Une conclusion de tournoi hors du commun. Le Sénégal a fini par s’imposer 1-0 contre le Maroc lors de la grande finale de la Coupe d’Afrique des Nations ce dimanche 18 janvier. C’est une réalisation de Pape Gueye durant les prolongations qui a scellé le sort de la rencontre, offrant aux Lions de la Terenga le deuxième trophée de leur histoire. Ce sacre, obtenu sur les terres du pays organisateur, a été marqué par un scénario haletant et des controverses arbitrales qui ont enflammé les débats, de Rabat jusqu’à Saint-Denis en France.
Le point de rupture est survenu à la 96e minute de jeu. Alors que les supporters marocains exultaient suite à l’obtention d’un penalty, le match a basculé dans l’irréel : les joueurs sénégalais, révoltés par l’annulation préalable d’un but en leur faveur, ont brièvement quitté la pelouse en signe de protestation.
Des supporters entre incompréhension et ferveur
Pour Hassan et son fils Sami, fidèles soutiens des Lions de l’Atlas, l’attitude de l’équipe adverse est difficile à accepter. « C’est une décision de l’arbitre, pourquoi vouloir tout saboter ? » s’interroge Hassan, déplorant un manque de fair-play flagrant dans les derniers instants du match. Sami, de son côté, regrette que le jeu ait été interrompu à un moment aussi crucial de la compétition.
Après de longues minutes d’incertitude, les Sénégalais ont finalement repris la compétition. Ce retour au jeu est largement attribué à l’intervention de Sadio Mané. La star nationale, dont c’était la dernière participation à la compétition continentale, a su mobiliser ses troupes pour achever le combat. Dans la foulée, Brahim Diaz a échoué dans sa tentative de transformer le penalty, permettant au Sénégal de forcer la décision lors des prolongations.

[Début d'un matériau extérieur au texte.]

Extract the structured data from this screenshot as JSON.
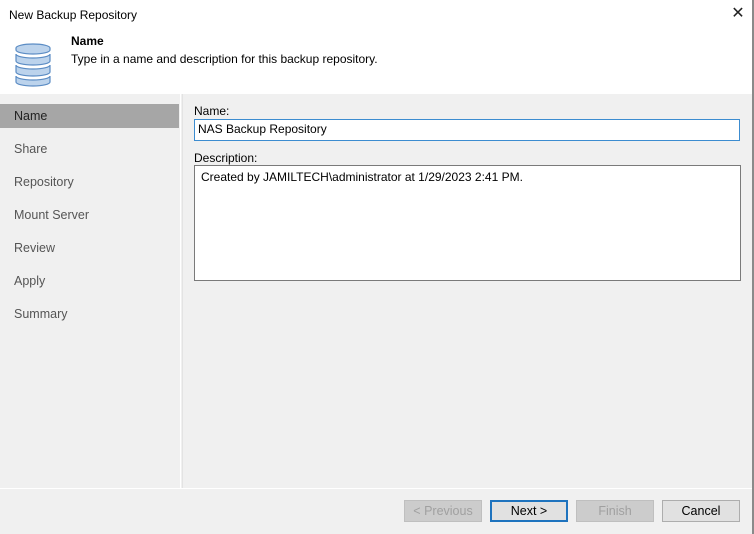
{
  "window": {
    "title": "New Backup Repository",
    "close_glyph": "✕"
  },
  "header": {
    "icon": "database-icon",
    "title": "Name",
    "description": "Type in a name and description for this backup repository."
  },
  "sidebar": {
    "steps": [
      {
        "label": "Name",
        "active": true
      },
      {
        "label": "Share",
        "active": false
      },
      {
        "label": "Repository",
        "active": false
      },
      {
        "label": "Mount Server",
        "active": false
      },
      {
        "label": "Review",
        "active": false
      },
      {
        "label": "Apply",
        "active": false
      },
      {
        "label": "Summary",
        "active": false
      }
    ]
  },
  "form": {
    "name_label": "Name:",
    "name_value": "NAS Backup Repository",
    "description_label": "Description:",
    "description_value": "Created by JAMILTECH\\administrator at 1/29/2023 2:41 PM."
  },
  "buttons": {
    "previous": "< Previous",
    "next": "Next >",
    "finish": "Finish",
    "cancel": "Cancel"
  },
  "colors": {
    "accent": "#1e73be",
    "active_step": "#a6a6a6",
    "icon_fill": "#bcd3ec",
    "icon_stroke": "#5b8cc4"
  }
}
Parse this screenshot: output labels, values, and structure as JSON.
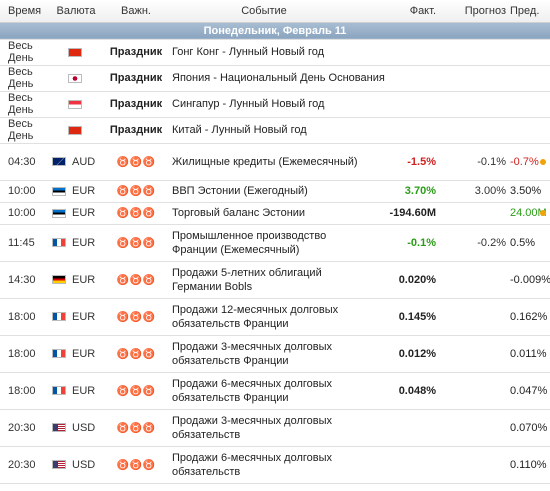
{
  "headers": {
    "time": "Время",
    "currency": "Валюта",
    "importance": "Важн.",
    "event": "Событие",
    "actual": "Факт.",
    "forecast": "Прогноз",
    "previous": "Пред."
  },
  "day_header": "Понедельник, Февраль 11",
  "colors": {
    "negative": "#d21f1f",
    "positive": "#2a9d17",
    "alert_dot": "#f0a30a"
  },
  "holidays": [
    {
      "time": "Весь День",
      "flag": "hong-kong-flag",
      "kind": "Праздник",
      "event": "Гонг Конг - Лунный Новый год"
    },
    {
      "time": "Весь День",
      "flag": "japan-flag",
      "kind": "Праздник",
      "event": "Япония - Национальный День Основания"
    },
    {
      "time": "Весь День",
      "flag": "singapore-flag",
      "kind": "Праздник",
      "event": "Сингапур - Лунный Новый год"
    },
    {
      "time": "Весь День",
      "flag": "china-flag",
      "kind": "Праздник",
      "event": "Китай - Лунный Новый год"
    }
  ],
  "events": [
    {
      "time": "04:30",
      "currency": "AUD",
      "flag": "australia-flag",
      "importance": 1,
      "event": "Жилищные кредиты (Ежемесячный)",
      "actual": "-1.5%",
      "actual_color": "red",
      "forecast": "-0.1%",
      "previous": "-0.7%",
      "previous_color": "red",
      "alert": true
    },
    {
      "time": "10:00",
      "currency": "EUR",
      "flag": "estonia-flag",
      "importance": 1,
      "event": "ВВП Эстонии (Ежегодный)",
      "actual": "3.70%",
      "actual_color": "green",
      "forecast": "3.00%",
      "previous": "3.50%",
      "previous_color": "black",
      "alert": false
    },
    {
      "time": "10:00",
      "currency": "EUR",
      "flag": "estonia-flag",
      "importance": 1,
      "event": "Торговый баланс Эстонии",
      "actual": "-194.60M",
      "actual_color": "black",
      "forecast": "",
      "previous": "24.00M",
      "previous_color": "green",
      "alert": true
    },
    {
      "time": "11:45",
      "currency": "EUR",
      "flag": "france-flag",
      "importance": 1,
      "event": "Промышленное производство Франции (Ежемесячный)",
      "actual": "-0.1%",
      "actual_color": "green",
      "forecast": "-0.2%",
      "previous": "0.5%",
      "previous_color": "black",
      "alert": false
    },
    {
      "time": "14:30",
      "currency": "EUR",
      "flag": "germany-flag",
      "importance": 1,
      "event": "Продажи 5-летних облигаций Германии Bobls",
      "actual": "0.020%",
      "actual_color": "black",
      "forecast": "",
      "previous": "-0.009%",
      "previous_color": "black",
      "alert": false
    },
    {
      "time": "18:00",
      "currency": "EUR",
      "flag": "france-flag",
      "importance": 1,
      "event": "Продажи 12-месячных долговых обязательств Франции",
      "actual": "0.145%",
      "actual_color": "black",
      "forecast": "",
      "previous": "0.162%",
      "previous_color": "black",
      "alert": false
    },
    {
      "time": "18:00",
      "currency": "EUR",
      "flag": "france-flag",
      "importance": 1,
      "event": "Продажи 3-месячных долговых обязательств Франции",
      "actual": "0.012%",
      "actual_color": "black",
      "forecast": "",
      "previous": "0.011%",
      "previous_color": "black",
      "alert": false
    },
    {
      "time": "18:00",
      "currency": "EUR",
      "flag": "france-flag",
      "importance": 1,
      "event": "Продажи 6-месячных долговых обязательств Франции",
      "actual": "0.048%",
      "actual_color": "black",
      "forecast": "",
      "previous": "0.047%",
      "previous_color": "black",
      "alert": false
    },
    {
      "time": "20:30",
      "currency": "USD",
      "flag": "usa-flag",
      "importance": 1,
      "event": "Продажи 3-месячных долговых обязательств",
      "actual": "",
      "actual_color": "black",
      "forecast": "",
      "previous": "0.070%",
      "previous_color": "black",
      "alert": false
    },
    {
      "time": "20:30",
      "currency": "USD",
      "flag": "usa-flag",
      "importance": 1,
      "event": "Продажи 6-месячных долговых обязательств",
      "actual": "",
      "actual_color": "black",
      "forecast": "",
      "previous": "0.110%",
      "previous_color": "black",
      "alert": false
    }
  ]
}
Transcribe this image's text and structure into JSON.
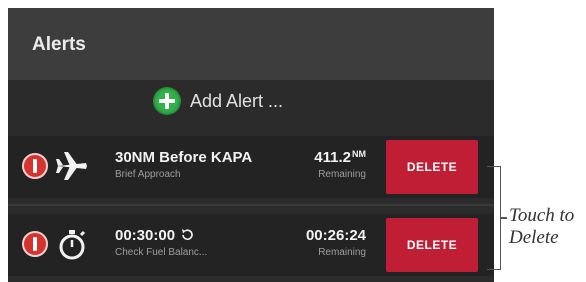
{
  "header": {
    "title": "Alerts"
  },
  "add_alert": {
    "label": "Add Alert ...",
    "icon": "plus-circle-icon",
    "icon_color": "#32b24a"
  },
  "alerts": [
    {
      "icon": "airplane-icon",
      "title": "30NM Before KAPA",
      "subtitle": "Brief Approach",
      "value": "411.2",
      "unit": "NM",
      "status": "Remaining",
      "delete_label": "DELETE"
    },
    {
      "icon": "stopwatch-icon",
      "title": "00:30:00",
      "repeat_icon": "repeat-icon",
      "subtitle": "Check Fuel Balanc...",
      "value": "00:26:24",
      "unit": "",
      "status": "Remaining",
      "delete_label": "DELETE"
    }
  ],
  "callout": {
    "line1": "Touch to",
    "line2": "Delete"
  },
  "colors": {
    "delete": "#bf1e35",
    "warning": "#d7332e",
    "panel": "#2b2b2b"
  }
}
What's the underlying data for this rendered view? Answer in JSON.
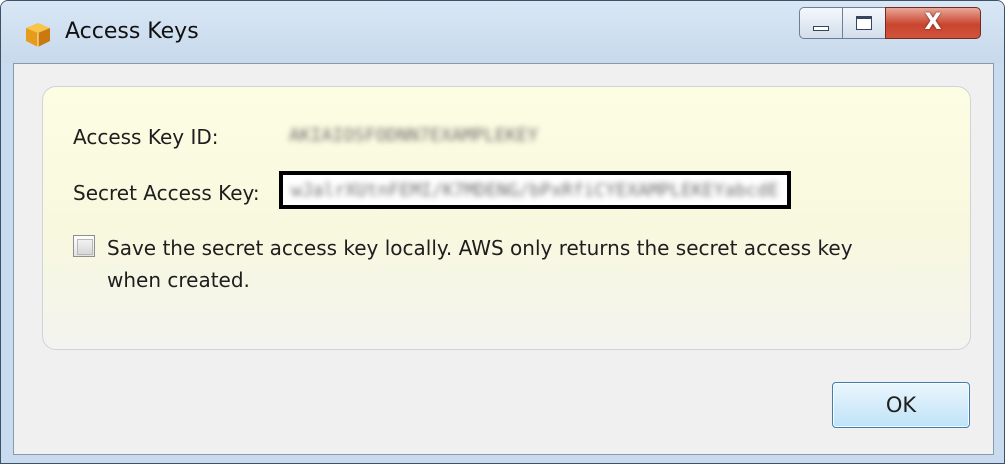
{
  "window": {
    "title": "Access Keys",
    "app_icon": "aws-cube-icon",
    "controls": {
      "minimize_icon": "minimize-icon",
      "maximize_icon": "maximize-icon",
      "close_icon": "close-icon",
      "close_glyph": "X"
    }
  },
  "form": {
    "access_key_id_label": "Access Key ID:",
    "access_key_id_value": "AKIAIOSFODNN7EXAMPLEKEY",
    "secret_key_label": "Secret Access Key:",
    "secret_key_value": "wJalrXUtnFEMI/K7MDENG/bPxRfiCYEXAMPLEKEYabcdEF12",
    "save_locally_checked": false,
    "save_locally_text": "Save the secret access key locally. AWS only returns the secret access key when created."
  },
  "buttons": {
    "ok_label": "OK"
  },
  "colors": {
    "panel_background": "#fdfde4",
    "ok_border": "#3c7fb1",
    "close_button": "#c9452e",
    "highlight_border": "#000000"
  }
}
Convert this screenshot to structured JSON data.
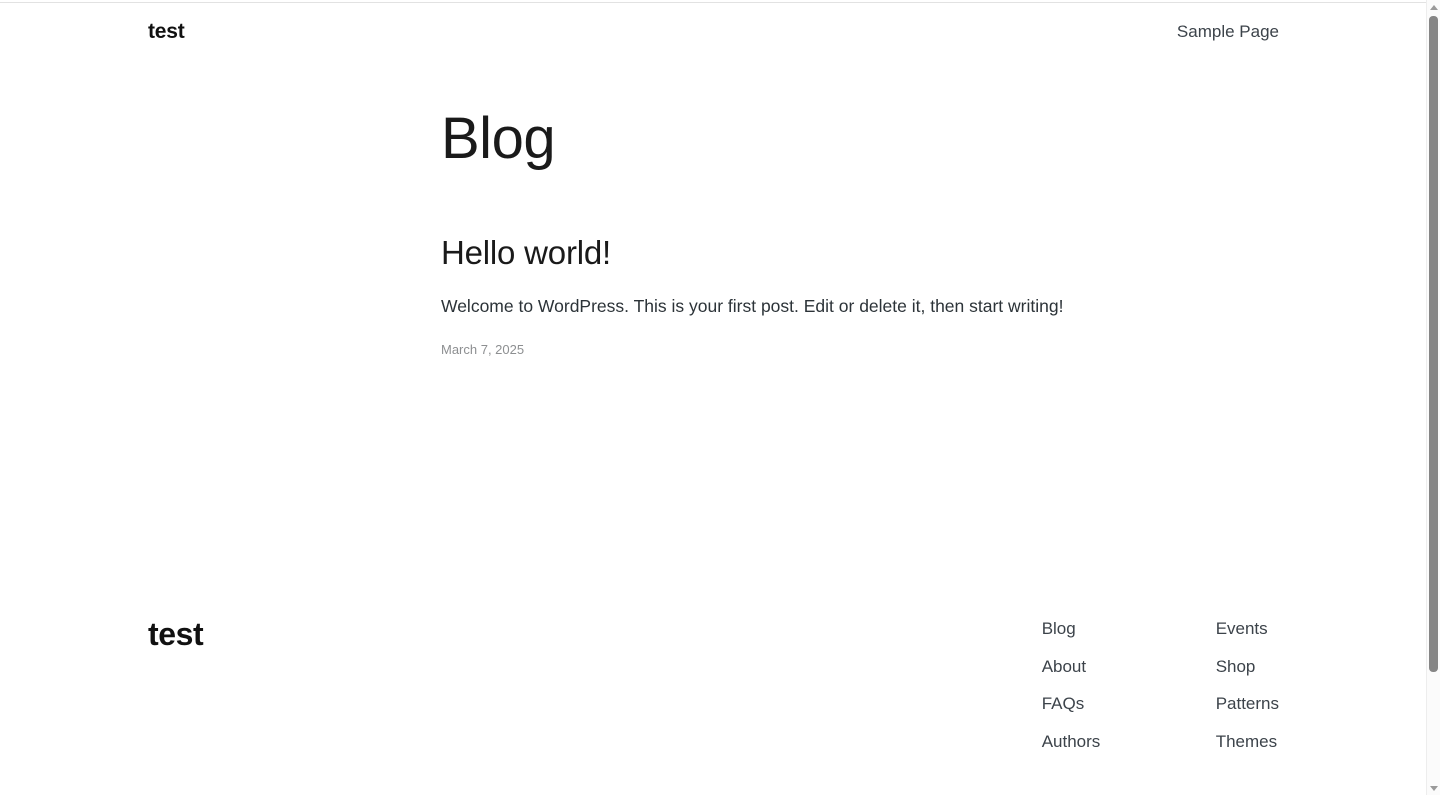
{
  "header": {
    "site_title": "test",
    "nav": [
      {
        "label": "Sample Page"
      }
    ]
  },
  "main": {
    "archive_title": "Blog",
    "posts": [
      {
        "title": "Hello world!",
        "excerpt": "Welcome to WordPress. This is your first post. Edit or delete it, then start writing!",
        "date": "March 7, 2025"
      }
    ]
  },
  "footer": {
    "brand": "test",
    "columns": [
      {
        "links": [
          {
            "label": "Blog"
          },
          {
            "label": "About"
          },
          {
            "label": "FAQs"
          },
          {
            "label": "Authors"
          }
        ]
      },
      {
        "links": [
          {
            "label": "Events"
          },
          {
            "label": "Shop"
          },
          {
            "label": "Patterns"
          },
          {
            "label": "Themes"
          }
        ]
      }
    ]
  },
  "scrollbar": {
    "up_arrow": "scroll-up-arrow",
    "down_arrow": "scroll-down-arrow"
  },
  "colors": {
    "background": "#ffffff",
    "text": "#1a1a1a",
    "muted_text": "#3c434a",
    "date_text": "#8d8f91",
    "scrollbar_thumb": "#868686"
  }
}
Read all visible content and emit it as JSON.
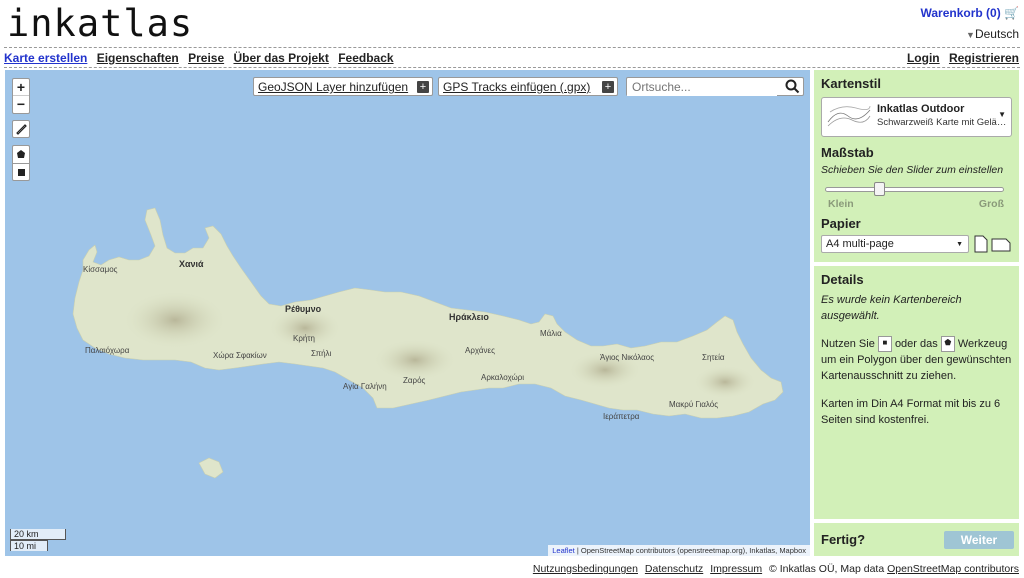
{
  "brand": {
    "logo": "inkatlas"
  },
  "header": {
    "cart_label": "Warenkorb (0) 🛒",
    "language": "Deutsch"
  },
  "nav": {
    "left": [
      "Karte erstellen",
      "Eigenschaften",
      "Preise",
      "Über das Projekt",
      "Feedback"
    ],
    "right": [
      "Login",
      "Registrieren"
    ]
  },
  "map": {
    "zoom_in": "+",
    "zoom_out": "−",
    "geojson_button": "GeoJSON Layer hinzufügen",
    "gpx_button": "GPS Tracks einfügen (.gpx)",
    "search_placeholder": "Ortsuche...",
    "scale_km": "20 km",
    "scale_mi": "10 mi",
    "attribution_leaflet": "Leaflet",
    "attribution_rest": " | OpenStreetMap contributors (openstreetmap.org), Inkatlas, Mapbox",
    "places": {
      "chania": "Χανιά",
      "kissamos": "Κίσσαμος",
      "rethymno": "Ρέθυμνο",
      "heraklion": "Ηράκλειο",
      "malia": "Μάλια",
      "palaiochora": "Παλαιόχωρα",
      "chora_sfakion": "Χώρα Σφακίων",
      "spili": "Σπήλι",
      "kriti": "Κρήτη",
      "archanes": "Αρχάνες",
      "agios_nikolaos": "Άγιος Νικόλαος",
      "sitia": "Σητεία",
      "arkalochori": "Αρκαλοχώρι",
      "agia_galini": "Αγία Γαλήνη",
      "zaros": "Ζαρός",
      "ierapetra": "Ιεράπετρα",
      "makry_gialos": "Μακρύ Γιαλός"
    }
  },
  "sidebar": {
    "style_title": "Kartenstil",
    "style_name": "Inkatlas Outdoor",
    "style_desc": "Schwarzweiß Karte mit Gelä…",
    "scale_title": "Maßstab",
    "scale_hint": "Schieben Sie den Slider zum einstellen",
    "scale_min": "Klein",
    "scale_max": "Groß",
    "scale_level": 0.3,
    "paper_title": "Papier",
    "paper_value": "A4 multi-page",
    "details_title": "Details",
    "details_none": "Es wurde kein Kartenbereich ausgewählt.",
    "details_use_1": "Nutzen Sie",
    "details_use_2": "oder das",
    "details_use_3": "Werkzeug um ein Polygon über den gewünschten Kartenausschnitt zu ziehen.",
    "details_free": "Karten im Din A4 Format mit bis zu 6 Seiten sind kostenfrei.",
    "done_title": "Fertig?",
    "next_button": "Weiter"
  },
  "footer": {
    "terms": "Nutzungsbedingungen",
    "privacy": "Datenschutz",
    "imprint": "Impressum",
    "copyright_prefix": "© Inkatlas OÜ, Map data ",
    "osm": "OpenStreetMap contributors"
  },
  "colors": {
    "sea": "#9ec4e8",
    "land": "#dde3c9",
    "panel": "#d2f0b8",
    "link": "#2233cc",
    "next_button": "#9fc5d4"
  }
}
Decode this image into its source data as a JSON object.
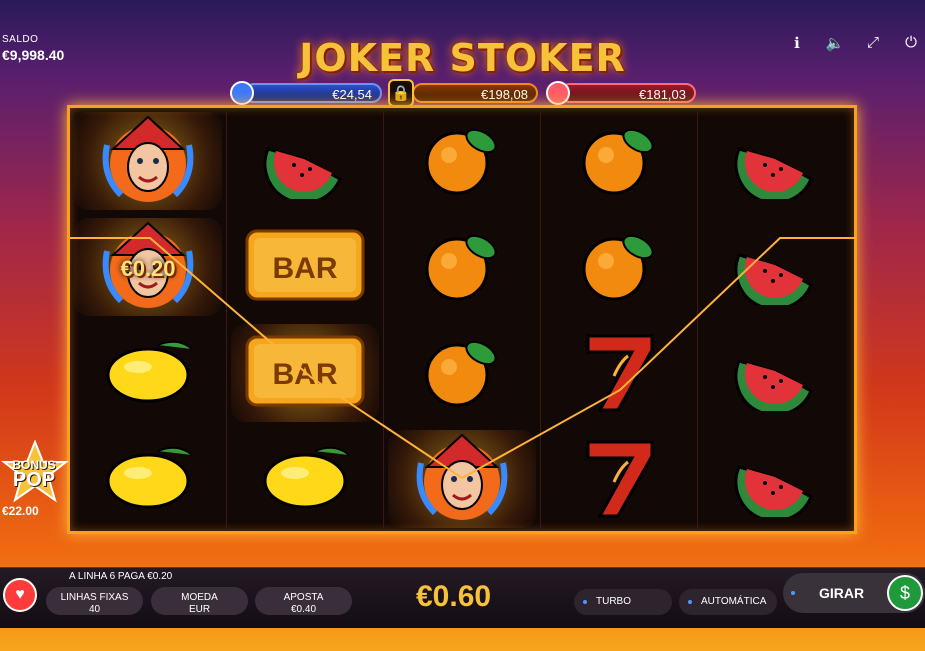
{
  "balance": {
    "label": "SALDO",
    "value": "€9,998.40"
  },
  "top_icons": [
    "info-icon",
    "sound-icon",
    "fullscreen-icon",
    "power-icon"
  ],
  "title": "JOKER STOKER",
  "jackpots": {
    "blue": "€24,54",
    "orange": "€198,08",
    "red": "€181,03"
  },
  "reels": [
    [
      {
        "symbol": "joker",
        "win": true
      },
      {
        "symbol": "joker",
        "win": true,
        "label": "€0.20"
      },
      {
        "symbol": "lemon",
        "win": false
      },
      {
        "symbol": "lemon",
        "win": false
      }
    ],
    [
      {
        "symbol": "watermelon",
        "win": false
      },
      {
        "symbol": "bar",
        "win": false
      },
      {
        "symbol": "bar",
        "win": true
      },
      {
        "symbol": "lemon",
        "win": false
      }
    ],
    [
      {
        "symbol": "orange",
        "win": false
      },
      {
        "symbol": "orange",
        "win": false
      },
      {
        "symbol": "orange",
        "win": false
      },
      {
        "symbol": "joker",
        "win": true
      }
    ],
    [
      {
        "symbol": "orange",
        "win": false
      },
      {
        "symbol": "orange",
        "win": false
      },
      {
        "symbol": "seven",
        "win": false
      },
      {
        "symbol": "seven",
        "win": false
      }
    ],
    [
      {
        "symbol": "watermelon",
        "win": false
      },
      {
        "symbol": "watermelon",
        "win": false
      },
      {
        "symbol": "watermelon",
        "win": false
      },
      {
        "symbol": "watermelon",
        "win": false
      }
    ]
  ],
  "symbol_text": {
    "bar": "BAR"
  },
  "bonus_pop": {
    "line1": "BONUS",
    "line2": "POP",
    "amount": "€22.00"
  },
  "controls": {
    "line_message": "A LINHA 6 PAGA €0.20",
    "lines": {
      "label": "LINHAS FIXAS",
      "value": "40"
    },
    "coin": {
      "label": "MOEDA",
      "value": "EUR"
    },
    "bet": {
      "label": "APOSTA",
      "value": "€0.40"
    },
    "total_bet": "€0.60",
    "turbo": "TURBO",
    "auto": "AUTOMÁTICA",
    "spin": "GIRAR"
  },
  "colors": {
    "gold": "#f6c23a",
    "frame": "#f6a21c",
    "spin_green": "#1e9a3a"
  }
}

Une victoire historique célébrée avec passion
Malgré les tensions, la fierté domine chez les fans sénégalais. Ibrahima exprime son enthousiasme : « Je suis extrêmement fier de ce qu’ils ont accompli. Au final, seul le score compte : nous sommes les champions. » Pour ce supporter, la victoire efface les polémiques et souligne la résilience de son équipe face à l’adversité.
À l’opposé, la tristesse est palpable dans les rues marocaines. La désillusion est d’autant plus forte que certains fans s’interrogent sur la tentative manquée de Brahim Diaz. Pour une partie du public, cet échec est dur à encaisser, surtout dans un stade de Rabat qui attendait un triomphe à domicile. Dans le cadre de cette actualité sportive majeure, le journalisme d’analyse permet de mieux comprendre l’impact social de tels événements sur le continent.
« Ce tir au but manqué est incompréhensible. Sans cela, nous aurions dû soulever le trophée ! »
Un fan marocain déçu
Alors que les klaxons sénégalais résonnent, une partie de la jeunesse marocaine préfère ironiser sur sa douleur, certains promettant même de « faire grève » pour digérer cette défaite amère. Le Maroc laisse ainsi échapper « sa » coupe, concluant un tournoi riche en émotions fortes et en rebondissements.